1.3.4 Relation prédictive entre MdT et syntaxe complexe

Dans l’étude qui est à la base de notre projet, des corrélations spécifiques entre les mesures en MdT et les performances en syntaxe complexe chez des enfants DT et avec TDL ont également été mises en avant (Delage & Frauenfelder, soumis). Néanmoins, ces corrélations n’ont pas été retrouvées pour des énoncés grammaticaux moins complexes. On peut ainsi affirmer que la MdT est impliquée spécifiquement dans la syntaxe complexe et non dans la grammaire en générale. D’autre part, une relation prédictive forte entre la MdT et la syntaxe complexe tant chez les enfants DT que chez les enfants avec TDL a été mise en évidence. En effet, ces auteurs ont testé les capacités en MdT, par des tâches d’empans simples et complexes, ainsi qu’en syntaxe, par des épreuves de compréhension et production syntaxique, chez 28 enfants présentant un TDL âgés de 5 à 14 ans, ainsi que chez 48 enfants DT du même âge. Les résultats révèlent que pour les deux groupes, la combinaison des empans simples, des empans complexes et l’âge explique plus de 50% de la variance des résultats obtenus en compréhension de phrases complexes. Les mêmes prédicteurs permettent également d’expliquer 50 % de la variance des scores obtenus en répétition de phrases complexes chez les enfants DT et jusqu’à 58% de la variance chez les enfants avec TDL. Cependant ces deux groupes d’enfants diffèrent en ce qui concerne les aspects de la MdT qui sont les plus prédicteurs de leurs performances en syntaxe.

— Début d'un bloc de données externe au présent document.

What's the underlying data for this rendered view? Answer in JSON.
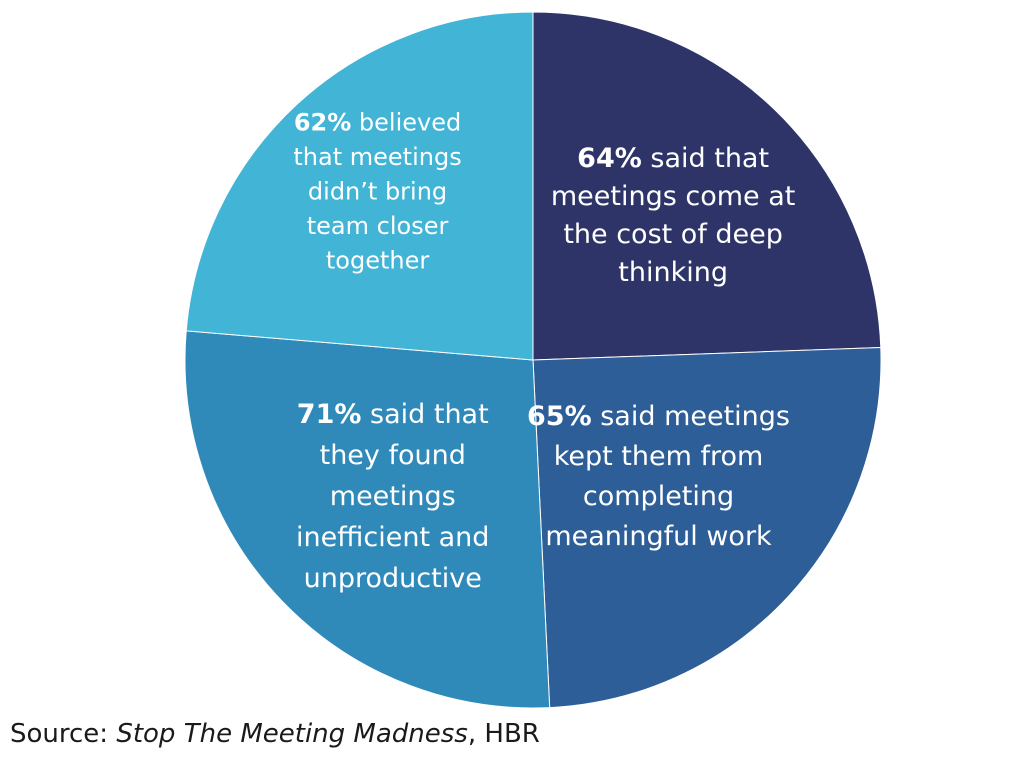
{
  "chart_data": {
    "type": "pie",
    "slices": [
      {
        "value": 64,
        "pct_label": "64%",
        "text": "said that meetings come at the cost of deep thinking",
        "lines": [
          "said that",
          "meetings come at",
          "the cost of deep",
          "thinking"
        ],
        "color": "#2e3468"
      },
      {
        "value": 65,
        "pct_label": "65%",
        "text": "said meetings kept them from completing meaningful work",
        "lines": [
          "said meetings",
          "kept them from",
          "completing",
          "meaningful work"
        ],
        "color": "#2d5e98"
      },
      {
        "value": 71,
        "pct_label": "71%",
        "text": "said that they found meetings inefficient and unproductive",
        "lines": [
          "said that",
          "they found",
          "meetings",
          "inefficient and",
          "unproductive"
        ],
        "color": "#2f8aba"
      },
      {
        "value": 62,
        "pct_label": "62%",
        "text": "believed that meetings didn’t bring team closer together",
        "lines": [
          "believed",
          "that meetings",
          "didn’t bring",
          "team closer",
          "together"
        ],
        "color": "#42b4d6"
      }
    ]
  },
  "source": {
    "prefix": "Source: ",
    "title": "Stop The Meeting Madness",
    "suffix": ", HBR"
  }
}
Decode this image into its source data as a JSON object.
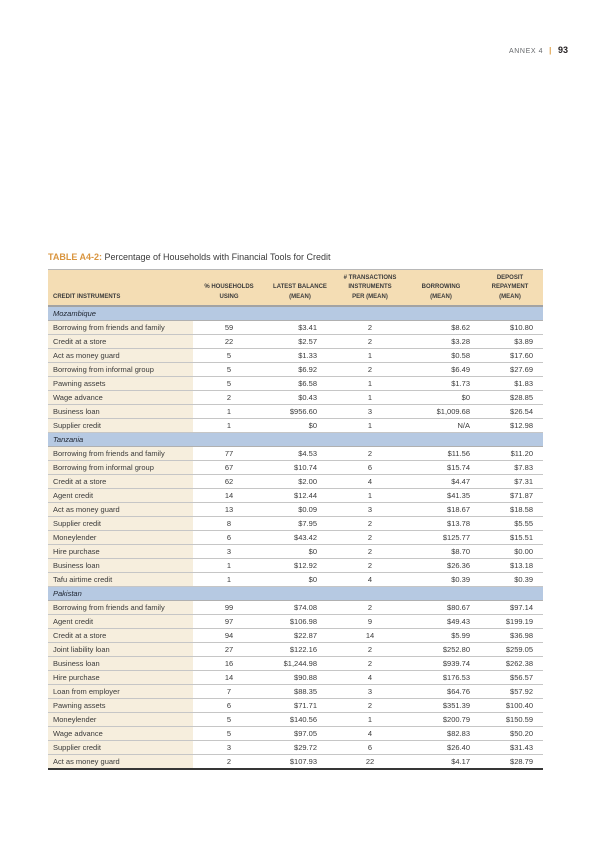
{
  "page_header": {
    "annex": "ANNEX 4",
    "separator": "|",
    "page_number": "93"
  },
  "title": {
    "label": "TABLE A4-2:",
    "text": "Percentage of Households with Financial Tools for Credit"
  },
  "colors": {
    "accent_gold": "#d9953f",
    "header_bg": "#f4ddb4",
    "section_bg": "#b6c9e2",
    "first_col_bg": "#f6eedd",
    "section_border": "#3f4957"
  },
  "table": {
    "columns": [
      "CREDIT INSTRUMENTS",
      "% HOUSEHOLDS\nUSING",
      "LATEST BALANCE\n(MEAN)",
      "# TRANSACTIONS\nINSTRUMENTS\nPER (MEAN)",
      "BORROWING\n(MEAN)",
      "DEPOSIT\nREPAYMENT\n(MEAN)"
    ],
    "sections": [
      {
        "name": "Mozambique",
        "rows": [
          [
            "Borrowing from friends and family",
            "59",
            "$3.41",
            "2",
            "$8.62",
            "$10.80"
          ],
          [
            "Credit at a store",
            "22",
            "$2.57",
            "2",
            "$3.28",
            "$3.89"
          ],
          [
            "Act as money guard",
            "5",
            "$1.33",
            "1",
            "$0.58",
            "$17.60"
          ],
          [
            "Borrowing from informal group",
            "5",
            "$6.92",
            "2",
            "$6.49",
            "$27.69"
          ],
          [
            "Pawning assets",
            "5",
            "$6.58",
            "1",
            "$1.73",
            "$1.83"
          ],
          [
            "Wage advance",
            "2",
            "$0.43",
            "1",
            "$0",
            "$28.85"
          ],
          [
            "Business loan",
            "1",
            "$956.60",
            "3",
            "$1,009.68",
            "$26.54"
          ],
          [
            "Supplier credit",
            "1",
            "$0",
            "1",
            "N/A",
            "$12.98"
          ]
        ]
      },
      {
        "name": "Tanzania",
        "rows": [
          [
            "Borrowing from friends and family",
            "77",
            "$4.53",
            "2",
            "$11.56",
            "$11.20"
          ],
          [
            "Borrowing from informal group",
            "67",
            "$10.74",
            "6",
            "$15.74",
            "$7.83"
          ],
          [
            "Credit at a store",
            "62",
            "$2.00",
            "4",
            "$4.47",
            "$7.31"
          ],
          [
            "Agent credit",
            "14",
            "$12.44",
            "1",
            "$41.35",
            "$71.87"
          ],
          [
            "Act as money guard",
            "13",
            "$0.09",
            "3",
            "$18.67",
            "$18.58"
          ],
          [
            "Supplier credit",
            "8",
            "$7.95",
            "2",
            "$13.78",
            "$5.55"
          ],
          [
            "Moneylender",
            "6",
            "$43.42",
            "2",
            "$125.77",
            "$15.51"
          ],
          [
            "Hire purchase",
            "3",
            "$0",
            "2",
            "$8.70",
            "$0.00"
          ],
          [
            "Business loan",
            "1",
            "$12.92",
            "2",
            "$26.36",
            "$13.18"
          ],
          [
            "Tafu airtime credit",
            "1",
            "$0",
            "4",
            "$0.39",
            "$0.39"
          ]
        ]
      },
      {
        "name": "Pakistan",
        "rows": [
          [
            "Borrowing from friends and family",
            "99",
            "$74.08",
            "2",
            "$80.67",
            "$97.14"
          ],
          [
            "Agent credit",
            "97",
            "$106.98",
            "9",
            "$49.43",
            "$199.19"
          ],
          [
            "Credit at a store",
            "94",
            "$22.87",
            "14",
            "$5.99",
            "$36.98"
          ],
          [
            "Joint liability loan",
            "27",
            "$122.16",
            "2",
            "$252.80",
            "$259.05"
          ],
          [
            "Business loan",
            "16",
            "$1,244.98",
            "2",
            "$939.74",
            "$262.38"
          ],
          [
            "Hire purchase",
            "14",
            "$90.88",
            "4",
            "$176.53",
            "$56.57"
          ],
          [
            "Loan from employer",
            "7",
            "$88.35",
            "3",
            "$64.76",
            "$57.92"
          ],
          [
            "Pawning assets",
            "6",
            "$71.71",
            "2",
            "$351.39",
            "$100.40"
          ],
          [
            "Moneylender",
            "5",
            "$140.56",
            "1",
            "$200.79",
            "$150.59"
          ],
          [
            "Wage advance",
            "5",
            "$97.05",
            "4",
            "$82.83",
            "$50.20"
          ],
          [
            "Supplier credit",
            "3",
            "$29.72",
            "6",
            "$26.40",
            "$31.43"
          ],
          [
            "Act as money guard",
            "2",
            "$107.93",
            "22",
            "$4.17",
            "$28.79"
          ]
        ]
      }
    ]
  }
}
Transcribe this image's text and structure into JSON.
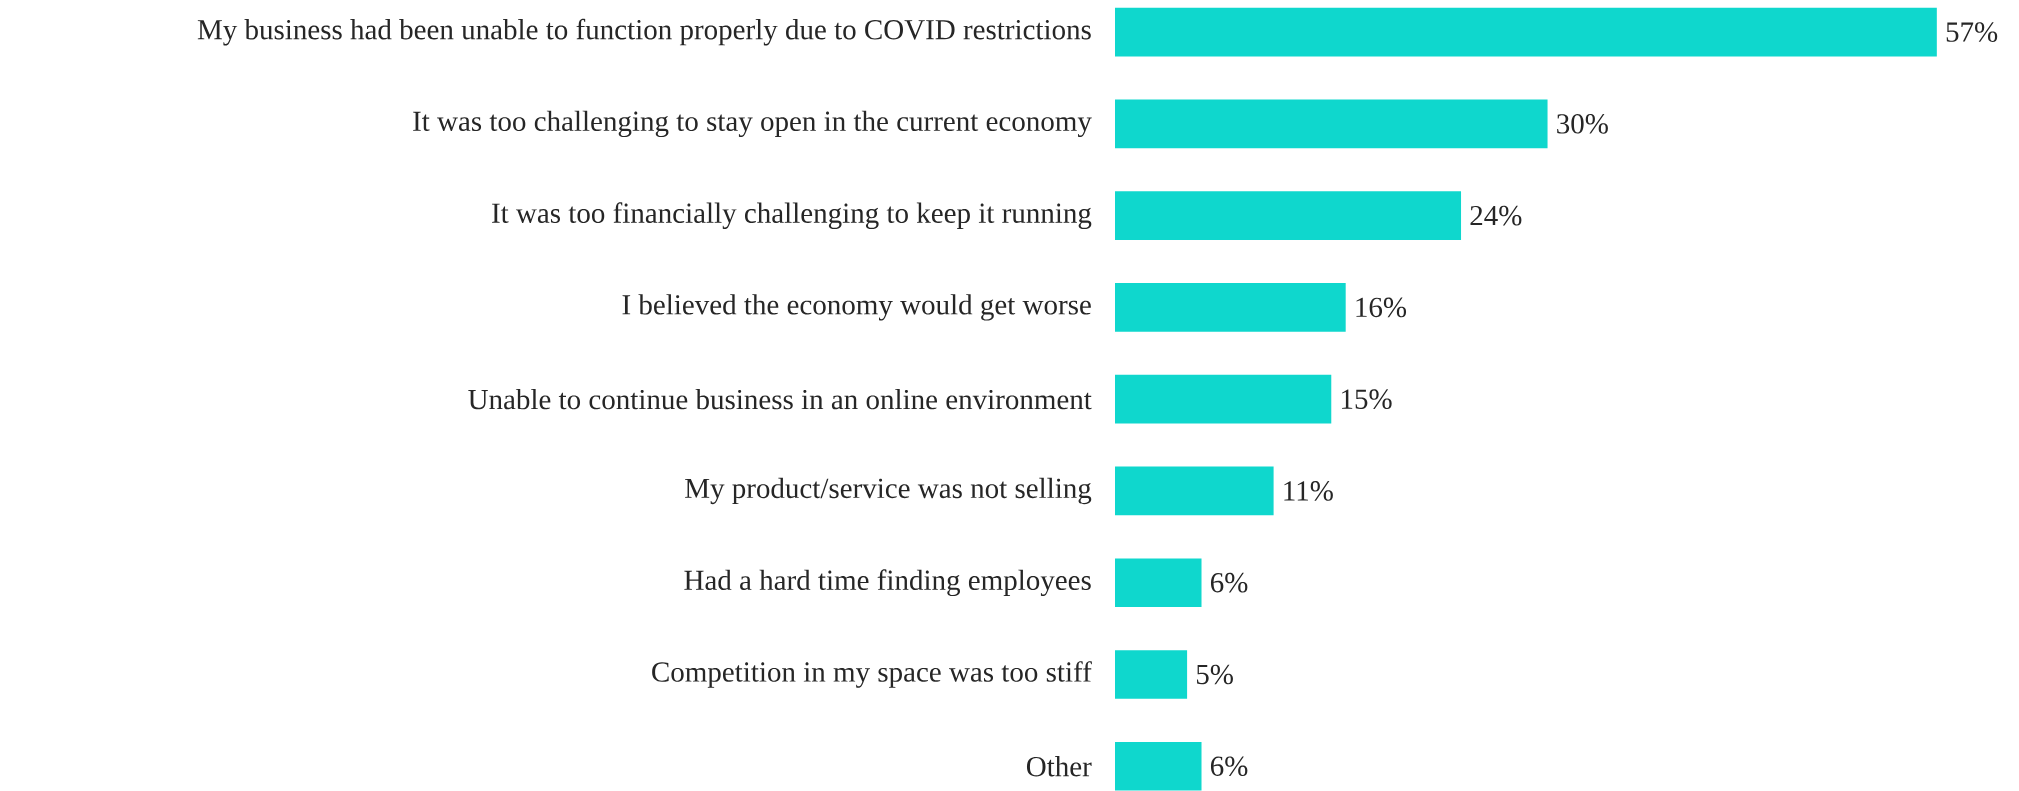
{
  "chart_data": {
    "type": "bar",
    "orientation": "horizontal",
    "color": "#0fd7cd",
    "categories": [
      "My business had been unable to function properly due to COVID restrictions",
      "It was too challenging to stay open in the current economy",
      "It was too financially challenging to keep it running",
      "I believed the economy would get worse",
      "Unable to continue business in an online environment",
      "My product/service was not selling",
      "Had a hard time finding employees",
      "Competition in my space was too stiff",
      "Other"
    ],
    "values": [
      57,
      30,
      24,
      16,
      15,
      11,
      6,
      5,
      6
    ],
    "value_labels": [
      "57%",
      "30%",
      "24%",
      "16%",
      "15%",
      "11%",
      "6%",
      "5%",
      "6%"
    ]
  }
}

Tout d’abord, pour le groupe d’enfants DT, les empans complexes apparaissent comme les plus robustes pour prédire les performances en syntaxe complexe. L’épreuve de counting span (présentée au point 2.3.1.2 de la partie méthodologie) se révèle être celle qui prédit le plus fortement les performances en syntaxe complexe des enfants DT. En effet, cette épreuve prédit 25 % de la variance de la longueur moyenne des énoncés (LME), environ 20 % de la variance du taux de subordination et du taux d’enchâssement profond et 44 % de la variance de la compréhension syntaxique. Montgomery et collaborateurs (2008) avaient également montré que les empans complexes expliquaient 30 % de la variance des scores obtenus en compréhension syntaxique chez des enfants DT.

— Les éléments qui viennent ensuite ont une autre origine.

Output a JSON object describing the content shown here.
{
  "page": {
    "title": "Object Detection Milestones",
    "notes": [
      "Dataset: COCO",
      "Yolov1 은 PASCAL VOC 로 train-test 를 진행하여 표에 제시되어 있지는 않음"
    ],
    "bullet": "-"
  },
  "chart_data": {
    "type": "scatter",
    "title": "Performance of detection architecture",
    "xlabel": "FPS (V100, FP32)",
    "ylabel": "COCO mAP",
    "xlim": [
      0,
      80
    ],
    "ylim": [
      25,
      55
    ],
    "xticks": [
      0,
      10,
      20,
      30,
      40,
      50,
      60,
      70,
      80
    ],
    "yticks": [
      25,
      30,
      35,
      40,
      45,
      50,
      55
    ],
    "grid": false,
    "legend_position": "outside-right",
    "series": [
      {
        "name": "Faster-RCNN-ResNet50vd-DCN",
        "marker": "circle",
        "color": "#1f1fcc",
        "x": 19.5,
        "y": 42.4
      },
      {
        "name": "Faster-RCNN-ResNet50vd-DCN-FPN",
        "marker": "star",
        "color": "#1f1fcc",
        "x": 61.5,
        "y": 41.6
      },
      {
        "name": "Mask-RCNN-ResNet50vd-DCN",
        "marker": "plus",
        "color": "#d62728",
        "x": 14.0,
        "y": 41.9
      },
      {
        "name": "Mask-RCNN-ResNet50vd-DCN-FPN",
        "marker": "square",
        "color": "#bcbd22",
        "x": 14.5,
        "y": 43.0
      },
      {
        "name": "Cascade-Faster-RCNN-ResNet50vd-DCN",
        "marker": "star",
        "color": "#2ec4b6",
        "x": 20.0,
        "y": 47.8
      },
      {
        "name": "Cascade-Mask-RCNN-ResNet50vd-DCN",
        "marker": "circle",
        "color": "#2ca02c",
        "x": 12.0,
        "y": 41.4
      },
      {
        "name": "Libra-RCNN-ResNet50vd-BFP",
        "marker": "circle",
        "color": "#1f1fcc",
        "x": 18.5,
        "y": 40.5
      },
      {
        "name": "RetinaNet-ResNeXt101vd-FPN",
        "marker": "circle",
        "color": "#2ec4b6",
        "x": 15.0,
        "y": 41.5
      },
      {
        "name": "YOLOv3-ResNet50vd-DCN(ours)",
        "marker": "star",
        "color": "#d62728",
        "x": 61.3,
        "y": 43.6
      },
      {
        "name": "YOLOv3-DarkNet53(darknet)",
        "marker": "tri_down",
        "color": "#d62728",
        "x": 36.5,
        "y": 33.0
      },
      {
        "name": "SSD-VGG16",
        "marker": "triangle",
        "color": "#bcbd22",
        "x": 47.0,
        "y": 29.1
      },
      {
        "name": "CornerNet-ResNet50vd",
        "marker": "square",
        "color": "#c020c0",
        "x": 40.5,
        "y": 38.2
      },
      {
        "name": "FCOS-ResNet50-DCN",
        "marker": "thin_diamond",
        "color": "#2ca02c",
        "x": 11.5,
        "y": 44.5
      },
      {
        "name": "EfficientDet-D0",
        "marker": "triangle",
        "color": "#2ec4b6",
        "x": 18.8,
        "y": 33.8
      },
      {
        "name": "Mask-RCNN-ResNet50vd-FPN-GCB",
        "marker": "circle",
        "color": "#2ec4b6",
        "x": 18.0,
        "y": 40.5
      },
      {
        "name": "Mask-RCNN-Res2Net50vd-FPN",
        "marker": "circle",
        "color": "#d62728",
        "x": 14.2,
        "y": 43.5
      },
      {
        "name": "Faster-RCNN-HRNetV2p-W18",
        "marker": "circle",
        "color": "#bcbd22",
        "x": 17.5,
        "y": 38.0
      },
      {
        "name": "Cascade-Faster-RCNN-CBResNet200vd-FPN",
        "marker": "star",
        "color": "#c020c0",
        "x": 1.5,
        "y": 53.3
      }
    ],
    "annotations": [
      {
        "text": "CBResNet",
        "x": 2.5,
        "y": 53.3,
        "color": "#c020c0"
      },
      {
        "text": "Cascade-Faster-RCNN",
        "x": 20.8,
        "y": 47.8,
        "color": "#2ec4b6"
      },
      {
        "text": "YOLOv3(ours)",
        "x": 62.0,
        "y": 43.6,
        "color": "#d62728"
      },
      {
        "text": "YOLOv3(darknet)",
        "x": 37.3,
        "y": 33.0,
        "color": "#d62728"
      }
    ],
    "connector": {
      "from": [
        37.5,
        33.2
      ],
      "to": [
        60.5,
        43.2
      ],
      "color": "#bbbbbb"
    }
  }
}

D’autre part, chez les enfants avec TDL, ce sont les performances aux empans simples qui apparaissent comme les plus prédictives des performances en syntaxe complexe, ils expliquent notamment 35% de la variance de la LME et 22% de la variance du taux d’enchâssement. Un résultat qui nous intéresse particulièrement est la relation prédictive forte entre la composante sérielle de la MCT verbale et les capacités syntaxiques des enfants avec TDL. Effectivement, l’épreuve de mémoire sérielle, la course des animaux (Majerus et al., 2006 ; Majerus, 2008) est une tâche qui limite au maximum l’implication des compétences langagières et se présente comme une des plus prédictives des performances en syntaxe complexe chez les enfants avec TDL. Le fait que cette tâche soit la plus robuste pour rendre

compte des capacités de stockage de la MCT verbale, car indépendante du système langagier, et qu’elle prédise fortement les performances en syntaxe complexe, permet de dire que la MdT entretient un lien très particulier dans sa relation prédictive avec la syntaxe complexe. Ces résultats soutiennent l’hypothèse de Jakubowicz (2005, 2011) selon laquelle le développement des habiletés en syntaxe complexe chez les enfants avec TDL serait entravé par une immaturité des capacités de MdT. On peut alors imaginer qu’une rééducation axée sur la MdT pourrait avoir des impacts positifs sur les performances syntaxiques des enfants avec TDL. Nous allons voir que de nombreux programmes d’entrainement de la MdT existent déjà sur le marché avec des effets à plus ou moins long terme sur les différentes fonctions cognitives ciblées.